The Internet subsector had positive results in the third quarter, with most of the top companies reporting double-digit revenue growth. The growth reflects an increase in internet advertising as well as price increases for associated online offerings.1

US online advertising revenues rose 22% in 2011, 15% in 2012 and 17% in 2013, and it is estimated to grow at 13% for 2014. US accounts for more than a third of this market. Companies are committing a larger portion of their advertising budgets to the Internet as people are spending more time online. Moreover, Internet marketing offers notable targeting and data-focused return-on-investment capabilities. Additionally, more interactive mobile advertising is driving traffic and usage.2

E-commerce also remained positive in Q3’14. While rising shipping costs (reflecting higher fuel prices and free shipping offers), the collection of state taxes from online retailers and increased marketing expenses pose some concerns, e-commerce still has huge growth prospects as consumers increasingly enjoy the convenience and value that online retail provides. US e-commerce sales are projected to increase from US$262bn in 2013 to US$370bn in 2017, a CAGR of 9%.2

Yahoo’s revenue was US$1,148mn in Q3’14, a 1% increase year over year. Income from operations was US$42mn, a 55% decrease from last quarter. Net earnings for Q3’14 were US$6.8bn (which included a gain from sale of Alibaba Group Holding Limited shares of US$6.3bn, net of tax), compared to US$297mn in Q3’13. Net earnings per diluted share were US$6.70 in Q3’14 (which included the gain from sale of Alibaba Group shares of US$6.27 per diluted share), compared to US$0.28 in Q3’13. Net earnings per diluted share were US$0.52 for Q3’14, compared to US$0.34 in Q3’13.

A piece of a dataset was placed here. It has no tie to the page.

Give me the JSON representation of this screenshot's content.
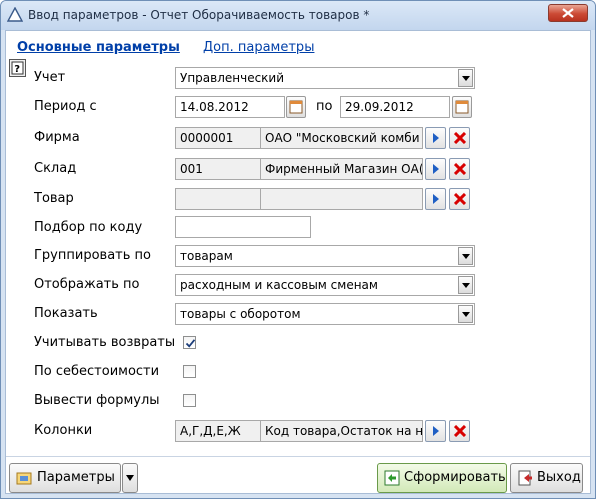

Netflix acquired over 3 million members, ending Q3 with 53.1 million global members and US$1.2bn in revenue. However, Netflix continues to rapidly spend cash on product content and expansion.3

LinkedIn’s Q3’14 revenues grew 45% year over year to US$568mn, beating the market’s expectation of US$558mn. EPS of US$0.52 were also significantly ahead of the US$0.48 per share estimated earnings for the quarter. Revenues from Talent Solutions grew 45% in the third quarter to US$345mn driven by increased job listings. Advertising revenues grew 40% to US$109mn and premium subscriptions grew 43% to US$114mn in revenues. LinkedIn's efforts in international expansion are also delivering results. The US accounted for 60% of their revenues at US$343mn, growing 40% year over year. Revenues from EMEA markets grew 55% to US$139.7mn and Asia Pacific grew 60% over the year to US$48.9mn driven by strong adoption in China. Revenues from other Americas grew 35% over the year.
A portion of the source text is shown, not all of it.